Hitherto, as an insulation circuit board for an electronic apparatus which is subjected to a severe temperature environment such as a vehicle-mounting environment or the like, a ceramic board having excellent heat radiation performance and heat resistance is a main stream. However, in association with a demand for low costs of the electronic apparatus, a shift to a resin board in which a high radiation insulation resin is used for an insulation layer is increasing year by year.
As shown in FIG. 2, the insulation circuit board by the resin insulation layer (hereinbelow, referred to as an insulation circuit board) is constructed in such a manner that a metal foil such as a copper foil or the like which was coarse-processed is adhered to one or both of the surfaces of a metal base substrate 1 such as aluminum, copper, iron, or the like through an insulation layer 2 whose thermal conductivity has been improved such as a high thermal conductive resin or the like having excellent heat radiation performance, and thereafter, wiring patterns 3 are formed by a chemical etching or the like so as to be away from each other by a distance R1 between the wiring patterns. For example, in the case of a power semiconductor device or inverter module, a plurality of semiconductor elements and passive elements are arranged on the wiring patterns 3 on the insulation circuit board. However, since a high power switching element such as an insulated-gate bipolar transistor (IGBT) or the like is used as a power semiconductor device for electric power conversion or an inverter module in recent years, there is a problem of an excessive heat generation. At present, in order to efficiently propagate the generated heat to the metal base substrate 1, an inorganic filler is filled into the resin of the insulation layer 2 at a high density or a thickness of insulation layer 2 is made thin, thereby improving the thermal conductivity of the insulation layer 2. As for the former method of filling the filler into the resin of the insulation layer 2 at the high density, an insulation circuit board in which an alumina filler of 70 Vol % or more was mixed into the insulation resin which is in contact with the metal base substrate 1 has also been developed, and high thermal conductivity which reaches 10 W/mk has been realized. As for the latter method of making the thickness of insulation layer 2 thin, an insulation circuit board using the insulation layer 2 having a layer thickness of about 200 μmt or having the smallest layer thickness of about 100 μmt has been developed. However, if a high voltage associated with the realization of the recent high power is always applied to such an insulation circuit board, such a problem that a dielectric breakdown occurs for a short time can occur.
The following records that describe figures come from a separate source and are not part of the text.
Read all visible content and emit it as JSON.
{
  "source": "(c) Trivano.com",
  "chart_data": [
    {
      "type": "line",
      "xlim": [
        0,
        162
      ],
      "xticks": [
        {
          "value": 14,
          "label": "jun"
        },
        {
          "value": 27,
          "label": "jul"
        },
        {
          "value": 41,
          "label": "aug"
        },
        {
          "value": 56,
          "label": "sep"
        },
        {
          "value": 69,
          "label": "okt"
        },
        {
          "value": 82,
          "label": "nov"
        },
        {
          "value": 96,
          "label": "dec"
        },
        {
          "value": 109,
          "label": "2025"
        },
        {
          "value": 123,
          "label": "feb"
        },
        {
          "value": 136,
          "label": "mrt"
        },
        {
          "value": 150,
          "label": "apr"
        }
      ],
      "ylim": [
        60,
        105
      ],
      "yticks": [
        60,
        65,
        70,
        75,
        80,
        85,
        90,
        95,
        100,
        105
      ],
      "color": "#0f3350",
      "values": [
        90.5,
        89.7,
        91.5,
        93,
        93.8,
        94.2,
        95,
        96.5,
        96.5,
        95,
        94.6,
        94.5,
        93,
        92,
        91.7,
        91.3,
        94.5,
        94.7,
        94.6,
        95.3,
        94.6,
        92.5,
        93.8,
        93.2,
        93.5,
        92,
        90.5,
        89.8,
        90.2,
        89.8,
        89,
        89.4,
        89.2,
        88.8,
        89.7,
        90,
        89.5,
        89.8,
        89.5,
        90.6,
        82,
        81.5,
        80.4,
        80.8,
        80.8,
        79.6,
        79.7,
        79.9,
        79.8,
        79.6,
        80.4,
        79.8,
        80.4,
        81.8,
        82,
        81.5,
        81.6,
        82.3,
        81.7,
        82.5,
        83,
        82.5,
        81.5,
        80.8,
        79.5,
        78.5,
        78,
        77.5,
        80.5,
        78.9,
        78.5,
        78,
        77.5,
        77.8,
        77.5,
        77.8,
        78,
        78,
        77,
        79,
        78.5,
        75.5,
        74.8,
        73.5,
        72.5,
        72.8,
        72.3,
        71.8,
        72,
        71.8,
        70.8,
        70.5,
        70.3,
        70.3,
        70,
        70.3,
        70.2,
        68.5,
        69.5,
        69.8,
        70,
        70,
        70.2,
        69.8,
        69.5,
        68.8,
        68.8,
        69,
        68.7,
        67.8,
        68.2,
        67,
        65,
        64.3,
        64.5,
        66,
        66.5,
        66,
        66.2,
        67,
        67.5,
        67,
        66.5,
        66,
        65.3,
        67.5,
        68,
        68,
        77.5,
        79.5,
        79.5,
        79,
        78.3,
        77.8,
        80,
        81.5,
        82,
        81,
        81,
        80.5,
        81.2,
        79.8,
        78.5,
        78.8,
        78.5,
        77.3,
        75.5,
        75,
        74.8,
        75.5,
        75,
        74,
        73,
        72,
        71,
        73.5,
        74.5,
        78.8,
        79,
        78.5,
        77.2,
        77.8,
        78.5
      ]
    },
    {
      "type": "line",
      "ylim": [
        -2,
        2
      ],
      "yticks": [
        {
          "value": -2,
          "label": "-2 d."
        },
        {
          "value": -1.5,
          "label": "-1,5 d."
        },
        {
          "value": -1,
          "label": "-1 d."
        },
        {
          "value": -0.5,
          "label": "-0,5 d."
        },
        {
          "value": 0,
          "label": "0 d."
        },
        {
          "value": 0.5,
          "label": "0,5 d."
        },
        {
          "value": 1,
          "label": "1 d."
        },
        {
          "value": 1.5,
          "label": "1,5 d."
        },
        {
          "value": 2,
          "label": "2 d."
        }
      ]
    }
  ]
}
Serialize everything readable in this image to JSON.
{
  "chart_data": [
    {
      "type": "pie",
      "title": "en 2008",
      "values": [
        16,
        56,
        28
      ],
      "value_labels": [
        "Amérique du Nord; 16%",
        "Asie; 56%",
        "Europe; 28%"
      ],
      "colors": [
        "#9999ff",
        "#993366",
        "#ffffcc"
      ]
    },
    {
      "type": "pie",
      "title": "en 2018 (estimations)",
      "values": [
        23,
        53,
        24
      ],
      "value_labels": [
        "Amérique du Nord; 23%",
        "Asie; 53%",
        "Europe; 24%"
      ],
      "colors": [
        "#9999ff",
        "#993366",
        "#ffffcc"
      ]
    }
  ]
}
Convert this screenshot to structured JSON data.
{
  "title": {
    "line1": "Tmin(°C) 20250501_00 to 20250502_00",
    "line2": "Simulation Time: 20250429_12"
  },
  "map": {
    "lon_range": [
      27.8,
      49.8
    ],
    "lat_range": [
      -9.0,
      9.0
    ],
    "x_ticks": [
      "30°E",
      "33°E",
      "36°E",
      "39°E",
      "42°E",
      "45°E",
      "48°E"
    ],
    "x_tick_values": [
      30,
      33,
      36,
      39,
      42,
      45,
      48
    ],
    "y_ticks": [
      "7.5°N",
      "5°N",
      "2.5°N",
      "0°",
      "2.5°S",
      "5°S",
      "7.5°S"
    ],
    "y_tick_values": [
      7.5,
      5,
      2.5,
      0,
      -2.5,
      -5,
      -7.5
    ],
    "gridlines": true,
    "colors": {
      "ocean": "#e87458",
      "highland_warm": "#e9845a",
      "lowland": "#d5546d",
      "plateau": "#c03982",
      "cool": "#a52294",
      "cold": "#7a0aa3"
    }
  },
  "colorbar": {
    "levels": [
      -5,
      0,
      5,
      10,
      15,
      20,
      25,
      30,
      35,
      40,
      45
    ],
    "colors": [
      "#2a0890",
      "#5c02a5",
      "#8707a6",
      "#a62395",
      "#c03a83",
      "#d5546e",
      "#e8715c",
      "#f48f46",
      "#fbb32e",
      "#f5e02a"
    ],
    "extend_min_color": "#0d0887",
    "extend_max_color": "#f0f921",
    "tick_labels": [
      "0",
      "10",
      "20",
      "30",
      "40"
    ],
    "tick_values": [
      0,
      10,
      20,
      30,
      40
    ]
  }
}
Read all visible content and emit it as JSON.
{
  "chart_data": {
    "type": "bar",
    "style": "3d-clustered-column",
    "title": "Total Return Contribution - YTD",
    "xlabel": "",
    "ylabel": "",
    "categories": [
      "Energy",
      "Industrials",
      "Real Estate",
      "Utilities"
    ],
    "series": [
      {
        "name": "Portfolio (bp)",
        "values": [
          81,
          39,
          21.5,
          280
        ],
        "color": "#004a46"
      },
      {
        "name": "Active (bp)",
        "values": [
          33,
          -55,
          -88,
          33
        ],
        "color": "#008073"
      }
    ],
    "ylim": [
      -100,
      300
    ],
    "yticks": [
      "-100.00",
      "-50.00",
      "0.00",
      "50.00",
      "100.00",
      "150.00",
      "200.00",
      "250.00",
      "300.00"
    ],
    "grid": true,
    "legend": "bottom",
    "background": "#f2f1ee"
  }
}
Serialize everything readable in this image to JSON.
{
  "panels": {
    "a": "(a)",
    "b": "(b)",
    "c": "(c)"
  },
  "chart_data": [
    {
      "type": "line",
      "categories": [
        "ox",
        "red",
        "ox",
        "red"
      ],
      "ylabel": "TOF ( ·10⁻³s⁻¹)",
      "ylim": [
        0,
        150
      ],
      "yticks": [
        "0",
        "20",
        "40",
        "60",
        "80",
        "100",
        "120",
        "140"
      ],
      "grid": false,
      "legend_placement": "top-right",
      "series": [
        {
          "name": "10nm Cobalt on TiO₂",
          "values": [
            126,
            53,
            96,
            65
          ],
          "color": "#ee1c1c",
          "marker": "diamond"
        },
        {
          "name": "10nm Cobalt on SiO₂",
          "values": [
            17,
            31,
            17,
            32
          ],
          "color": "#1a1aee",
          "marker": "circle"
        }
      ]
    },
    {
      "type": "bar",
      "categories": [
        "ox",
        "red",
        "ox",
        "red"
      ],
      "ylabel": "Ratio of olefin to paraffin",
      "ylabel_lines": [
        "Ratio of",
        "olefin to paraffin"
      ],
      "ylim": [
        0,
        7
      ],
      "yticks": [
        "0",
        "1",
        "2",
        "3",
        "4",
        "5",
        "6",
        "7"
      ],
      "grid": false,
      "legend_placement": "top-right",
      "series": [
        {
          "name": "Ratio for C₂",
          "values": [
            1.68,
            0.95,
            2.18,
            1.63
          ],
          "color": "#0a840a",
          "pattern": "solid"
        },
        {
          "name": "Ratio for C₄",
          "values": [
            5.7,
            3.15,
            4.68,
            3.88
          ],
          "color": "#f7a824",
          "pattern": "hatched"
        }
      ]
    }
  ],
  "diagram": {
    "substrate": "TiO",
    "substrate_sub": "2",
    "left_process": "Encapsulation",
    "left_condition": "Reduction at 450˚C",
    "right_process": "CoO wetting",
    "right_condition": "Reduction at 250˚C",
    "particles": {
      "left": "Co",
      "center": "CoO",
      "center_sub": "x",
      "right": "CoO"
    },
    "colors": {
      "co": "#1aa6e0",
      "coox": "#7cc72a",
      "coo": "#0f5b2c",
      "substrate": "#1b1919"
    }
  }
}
The dielectric breakdown mentioned above will now be described by using FIG. 3. As shown in FIG. 3, in the wiring pattern 3 to which the high voltage is applied, the generation of partial discharging 4 that is caused by electric field concentration at end sections of the wiring pattern 3 is a main cause. Particularly, in the case of an AC voltage in which a polarity of the applied voltage changes continuously, the discharge occurs continuously, so that the insulation layer 2 is deteriorated, a dendritic discharge deterioration trace called a tree 5 is formed, and a dielectric breakdown occurs soon. Also in the case where the wiring patterns 3 are closely formed due to the high density of mounted parts, a dendritic discharge path (creeping discharge 6) is formed along the surface of an insulation material by the partial discharging 4 and a dielectric breakdown occurs. At present, the wiring pattern 3 which is formed by the chemical etching or the like from a viewpoint of priority of costs generally has such a shape that a side surface portion of the wiring pattern 3 becomes an arc. It has such a shape that the side surface portion of the wiring pattern 3, in more detail, the side surface portion of the wiring pattern 3 which is in contact with a creeping portion of the insulation layer 2 is sharply pointed. There is consequently such a problem that an electric field is concentrated on the end sections of the wiring pattern 3 and the partial discharging 4 occurs easily at this portion as a starting point. In order to lighten the electric field concentration at the end sections of the wiring pattern 3, it is effective to round the sharp shape of the end section of the wiring pattern 3. In [Patent Literature 1], by forming the wiring pattern 3 into a concave portion 7 of the insulation layer 2 in which peripheral end sections are curved as shown in FIG. 4, the end section of the wiring pattern 3 has a round shape. Further, in [Patent Literature 2], a method of fusing and smoothing the end section of the wiring pattern 3 by a pre-discharge, a laser, or the like has been proposed.